Complices dans la vie, Ludmila Berlinskaïa et Arthur Ancelle forment un duo fusionnel dont on a pu apprécier déjà les réalisations discographiques dans des répertoires pour deux pianos sortant des sentiers battus autour de Tsfasman, Bax, Bowen, Bennett, Chaminade, Koechlin, Hahn, pour le label Melodiya. Ce nouveau programme, capté salle Colonne, à Paris, est exclusivement consacré à la musique française pour piano à quatre mains. Il peut paraître plus classique par le choix d’œuvres connues de Bizet, Debussy, Fauré et Ravel ; cependant, le cycle Feuille d’images de Louis Aubert (1930), d’une originalité harmonique prégnante, apporte ici un sang neuf tout à fait saisissant par la qualité de l’inspiration et le raffinement de l’écriture proches de l’imaginaire enfantin (Danse de l’ours en peluche).
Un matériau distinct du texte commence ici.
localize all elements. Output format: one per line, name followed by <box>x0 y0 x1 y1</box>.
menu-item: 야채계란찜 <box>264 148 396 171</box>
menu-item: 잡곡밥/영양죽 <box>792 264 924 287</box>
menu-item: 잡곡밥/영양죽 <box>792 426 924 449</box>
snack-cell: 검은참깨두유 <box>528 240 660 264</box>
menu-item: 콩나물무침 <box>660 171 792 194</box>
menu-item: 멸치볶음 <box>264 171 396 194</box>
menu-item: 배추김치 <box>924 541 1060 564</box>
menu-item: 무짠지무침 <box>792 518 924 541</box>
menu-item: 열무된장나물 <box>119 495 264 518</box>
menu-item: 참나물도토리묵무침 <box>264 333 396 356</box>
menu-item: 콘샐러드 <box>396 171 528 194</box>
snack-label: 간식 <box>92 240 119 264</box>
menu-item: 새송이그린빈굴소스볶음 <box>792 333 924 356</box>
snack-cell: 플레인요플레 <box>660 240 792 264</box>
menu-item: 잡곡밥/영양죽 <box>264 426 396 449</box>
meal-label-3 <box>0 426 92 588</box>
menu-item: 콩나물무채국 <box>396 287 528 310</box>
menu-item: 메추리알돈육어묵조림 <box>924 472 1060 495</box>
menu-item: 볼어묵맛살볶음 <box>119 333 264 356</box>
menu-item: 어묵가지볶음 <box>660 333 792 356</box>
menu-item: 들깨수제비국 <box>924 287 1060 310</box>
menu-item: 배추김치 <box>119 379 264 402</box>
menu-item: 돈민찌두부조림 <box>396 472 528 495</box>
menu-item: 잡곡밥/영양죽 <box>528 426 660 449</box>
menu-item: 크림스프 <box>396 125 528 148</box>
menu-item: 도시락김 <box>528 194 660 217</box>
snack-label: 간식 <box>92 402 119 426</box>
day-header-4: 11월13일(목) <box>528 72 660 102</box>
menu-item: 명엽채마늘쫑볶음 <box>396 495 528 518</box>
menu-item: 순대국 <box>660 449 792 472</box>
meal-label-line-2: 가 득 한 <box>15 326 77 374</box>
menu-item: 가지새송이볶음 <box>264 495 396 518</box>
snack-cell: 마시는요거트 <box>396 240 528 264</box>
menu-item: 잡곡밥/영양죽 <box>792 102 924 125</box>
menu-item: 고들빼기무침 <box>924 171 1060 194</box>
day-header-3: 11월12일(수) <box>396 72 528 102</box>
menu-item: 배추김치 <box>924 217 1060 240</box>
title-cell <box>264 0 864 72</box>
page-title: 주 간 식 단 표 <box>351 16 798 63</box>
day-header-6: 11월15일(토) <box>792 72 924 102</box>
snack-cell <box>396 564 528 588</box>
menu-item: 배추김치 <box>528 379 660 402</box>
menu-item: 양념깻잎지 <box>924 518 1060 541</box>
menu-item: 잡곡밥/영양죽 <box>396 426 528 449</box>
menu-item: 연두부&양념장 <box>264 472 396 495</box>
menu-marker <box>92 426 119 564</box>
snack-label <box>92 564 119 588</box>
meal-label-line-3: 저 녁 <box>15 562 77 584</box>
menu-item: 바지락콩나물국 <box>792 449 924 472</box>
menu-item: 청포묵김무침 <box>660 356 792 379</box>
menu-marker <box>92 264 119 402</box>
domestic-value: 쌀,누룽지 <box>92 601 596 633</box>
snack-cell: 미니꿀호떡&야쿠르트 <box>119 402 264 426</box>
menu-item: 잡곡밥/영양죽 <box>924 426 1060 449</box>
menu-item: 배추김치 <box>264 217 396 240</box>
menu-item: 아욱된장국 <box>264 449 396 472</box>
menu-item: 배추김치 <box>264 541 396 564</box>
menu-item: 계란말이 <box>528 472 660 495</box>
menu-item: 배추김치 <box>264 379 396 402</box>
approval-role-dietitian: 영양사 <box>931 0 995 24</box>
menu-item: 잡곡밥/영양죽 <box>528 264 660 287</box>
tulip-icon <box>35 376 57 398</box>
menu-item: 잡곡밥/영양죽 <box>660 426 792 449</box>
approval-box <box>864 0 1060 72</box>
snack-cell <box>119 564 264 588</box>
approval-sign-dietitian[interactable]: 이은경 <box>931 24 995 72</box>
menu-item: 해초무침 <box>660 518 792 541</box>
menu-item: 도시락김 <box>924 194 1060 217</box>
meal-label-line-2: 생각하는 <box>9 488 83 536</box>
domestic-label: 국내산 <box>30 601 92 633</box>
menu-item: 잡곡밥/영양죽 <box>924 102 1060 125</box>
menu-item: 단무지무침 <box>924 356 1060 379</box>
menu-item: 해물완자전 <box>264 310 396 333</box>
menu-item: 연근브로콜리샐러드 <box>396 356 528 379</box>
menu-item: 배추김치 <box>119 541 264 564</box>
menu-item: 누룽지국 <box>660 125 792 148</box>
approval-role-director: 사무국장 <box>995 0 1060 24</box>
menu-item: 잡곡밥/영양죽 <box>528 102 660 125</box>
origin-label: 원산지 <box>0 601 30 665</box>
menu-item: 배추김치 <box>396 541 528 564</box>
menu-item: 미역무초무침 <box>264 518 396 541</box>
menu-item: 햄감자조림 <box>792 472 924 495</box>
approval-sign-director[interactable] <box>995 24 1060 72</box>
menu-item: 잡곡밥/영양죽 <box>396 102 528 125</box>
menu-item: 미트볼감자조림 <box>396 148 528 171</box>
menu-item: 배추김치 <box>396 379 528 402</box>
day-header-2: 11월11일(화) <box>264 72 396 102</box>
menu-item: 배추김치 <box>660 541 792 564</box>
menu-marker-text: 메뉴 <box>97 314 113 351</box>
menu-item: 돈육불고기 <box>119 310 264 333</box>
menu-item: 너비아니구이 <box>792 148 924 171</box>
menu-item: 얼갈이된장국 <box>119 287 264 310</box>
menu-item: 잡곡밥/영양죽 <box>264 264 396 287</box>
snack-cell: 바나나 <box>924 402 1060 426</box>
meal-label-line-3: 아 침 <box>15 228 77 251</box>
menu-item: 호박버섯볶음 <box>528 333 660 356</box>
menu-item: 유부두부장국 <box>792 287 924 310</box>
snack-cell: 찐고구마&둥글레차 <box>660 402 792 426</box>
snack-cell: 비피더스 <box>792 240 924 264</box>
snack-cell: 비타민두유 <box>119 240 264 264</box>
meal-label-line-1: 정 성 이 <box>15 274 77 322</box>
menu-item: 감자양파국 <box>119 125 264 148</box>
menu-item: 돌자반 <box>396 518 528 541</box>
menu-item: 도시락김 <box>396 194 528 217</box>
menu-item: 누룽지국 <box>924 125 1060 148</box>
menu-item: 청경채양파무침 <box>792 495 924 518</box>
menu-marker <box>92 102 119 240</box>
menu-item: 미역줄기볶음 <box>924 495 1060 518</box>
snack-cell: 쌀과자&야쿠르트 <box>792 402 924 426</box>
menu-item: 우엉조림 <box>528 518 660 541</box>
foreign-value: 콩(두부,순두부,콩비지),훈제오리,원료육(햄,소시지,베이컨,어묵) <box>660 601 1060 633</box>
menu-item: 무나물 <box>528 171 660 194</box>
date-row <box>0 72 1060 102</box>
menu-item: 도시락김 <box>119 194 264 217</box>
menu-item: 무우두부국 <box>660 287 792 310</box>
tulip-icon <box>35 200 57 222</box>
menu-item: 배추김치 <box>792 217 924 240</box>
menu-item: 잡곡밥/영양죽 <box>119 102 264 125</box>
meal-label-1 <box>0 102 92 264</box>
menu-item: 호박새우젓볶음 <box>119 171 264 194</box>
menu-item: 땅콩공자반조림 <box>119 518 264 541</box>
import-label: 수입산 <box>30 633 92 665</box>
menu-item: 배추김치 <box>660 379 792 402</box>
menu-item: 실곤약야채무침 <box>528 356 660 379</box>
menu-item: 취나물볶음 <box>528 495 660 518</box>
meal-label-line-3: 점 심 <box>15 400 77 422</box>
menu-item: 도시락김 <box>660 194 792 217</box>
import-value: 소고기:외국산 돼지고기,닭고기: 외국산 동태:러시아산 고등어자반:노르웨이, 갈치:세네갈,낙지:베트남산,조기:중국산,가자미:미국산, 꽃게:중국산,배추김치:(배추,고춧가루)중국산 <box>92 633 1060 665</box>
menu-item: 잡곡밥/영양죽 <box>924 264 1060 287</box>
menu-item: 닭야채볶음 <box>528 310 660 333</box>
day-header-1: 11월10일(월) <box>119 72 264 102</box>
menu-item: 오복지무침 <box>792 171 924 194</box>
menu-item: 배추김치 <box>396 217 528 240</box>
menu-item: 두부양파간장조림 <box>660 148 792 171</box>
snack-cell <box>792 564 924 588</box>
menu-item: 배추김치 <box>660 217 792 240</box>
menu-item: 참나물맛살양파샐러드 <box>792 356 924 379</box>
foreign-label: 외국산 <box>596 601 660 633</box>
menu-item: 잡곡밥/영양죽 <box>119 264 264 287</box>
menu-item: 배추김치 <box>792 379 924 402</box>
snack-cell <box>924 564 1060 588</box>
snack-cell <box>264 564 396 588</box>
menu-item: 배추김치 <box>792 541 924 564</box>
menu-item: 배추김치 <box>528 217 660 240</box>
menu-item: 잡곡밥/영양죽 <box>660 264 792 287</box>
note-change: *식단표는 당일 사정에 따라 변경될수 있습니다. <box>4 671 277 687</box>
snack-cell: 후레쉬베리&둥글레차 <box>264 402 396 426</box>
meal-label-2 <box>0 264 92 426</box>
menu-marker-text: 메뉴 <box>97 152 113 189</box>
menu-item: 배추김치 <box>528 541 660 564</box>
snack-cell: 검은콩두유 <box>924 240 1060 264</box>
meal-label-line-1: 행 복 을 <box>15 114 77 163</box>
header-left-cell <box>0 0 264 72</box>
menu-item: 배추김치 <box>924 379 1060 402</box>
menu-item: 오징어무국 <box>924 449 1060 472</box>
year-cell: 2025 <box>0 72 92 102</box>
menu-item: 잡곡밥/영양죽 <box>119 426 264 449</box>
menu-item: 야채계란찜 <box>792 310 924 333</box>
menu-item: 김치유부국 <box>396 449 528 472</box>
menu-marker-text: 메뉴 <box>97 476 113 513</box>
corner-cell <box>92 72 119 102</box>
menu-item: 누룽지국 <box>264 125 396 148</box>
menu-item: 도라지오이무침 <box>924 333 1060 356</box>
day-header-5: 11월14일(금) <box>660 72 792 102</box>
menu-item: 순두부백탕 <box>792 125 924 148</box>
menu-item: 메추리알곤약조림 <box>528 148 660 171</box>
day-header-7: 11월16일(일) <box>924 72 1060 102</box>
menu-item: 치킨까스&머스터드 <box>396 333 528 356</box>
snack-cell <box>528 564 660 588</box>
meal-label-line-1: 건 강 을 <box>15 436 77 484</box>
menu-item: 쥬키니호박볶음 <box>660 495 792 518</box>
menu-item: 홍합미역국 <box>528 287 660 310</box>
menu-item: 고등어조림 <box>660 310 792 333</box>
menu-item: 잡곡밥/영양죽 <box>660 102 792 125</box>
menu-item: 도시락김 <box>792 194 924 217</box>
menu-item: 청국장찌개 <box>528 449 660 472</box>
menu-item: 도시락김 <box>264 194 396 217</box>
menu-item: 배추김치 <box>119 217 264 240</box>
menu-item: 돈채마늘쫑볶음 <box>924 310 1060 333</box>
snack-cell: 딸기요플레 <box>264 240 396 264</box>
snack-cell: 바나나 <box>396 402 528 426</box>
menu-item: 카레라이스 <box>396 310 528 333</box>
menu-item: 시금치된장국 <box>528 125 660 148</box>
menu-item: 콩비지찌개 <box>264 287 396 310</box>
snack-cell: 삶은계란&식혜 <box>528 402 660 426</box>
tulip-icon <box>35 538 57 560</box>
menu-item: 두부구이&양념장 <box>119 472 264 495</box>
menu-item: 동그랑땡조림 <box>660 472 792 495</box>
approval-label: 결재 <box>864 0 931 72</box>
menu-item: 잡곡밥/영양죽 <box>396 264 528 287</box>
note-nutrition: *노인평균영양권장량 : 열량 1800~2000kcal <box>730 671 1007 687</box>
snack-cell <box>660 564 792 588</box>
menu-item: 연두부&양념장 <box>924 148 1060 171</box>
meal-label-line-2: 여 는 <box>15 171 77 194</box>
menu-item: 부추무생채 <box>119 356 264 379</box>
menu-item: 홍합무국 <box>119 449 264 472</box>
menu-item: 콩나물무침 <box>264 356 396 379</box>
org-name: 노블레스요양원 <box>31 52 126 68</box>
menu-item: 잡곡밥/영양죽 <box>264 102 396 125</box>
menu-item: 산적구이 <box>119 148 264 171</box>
Dans les autres partitions, les deux musiciens font constamment preuve d’un sens du partage tant au niveau de l’équilibre des voix que de la perfection de leur jeu. La vivacité de ton et l’espièglerie non dénuée d’humour (Jeux d’enfants de Bizet), la fluidité aérienne (Petite Suite de Debussy), l’homogénéité de timbres, la tendresse poétique et la volupté (Ma Mère l’Oye de Ravel et Dolly de Fauré) témoignent d’une imagination sans cesse en éveil. La liberté et la souplesse dont le duo fait preuve participent d’une expérience vécue et humaine hors de l’association occasionnelle ou purement factuelle de deux solistes de renom.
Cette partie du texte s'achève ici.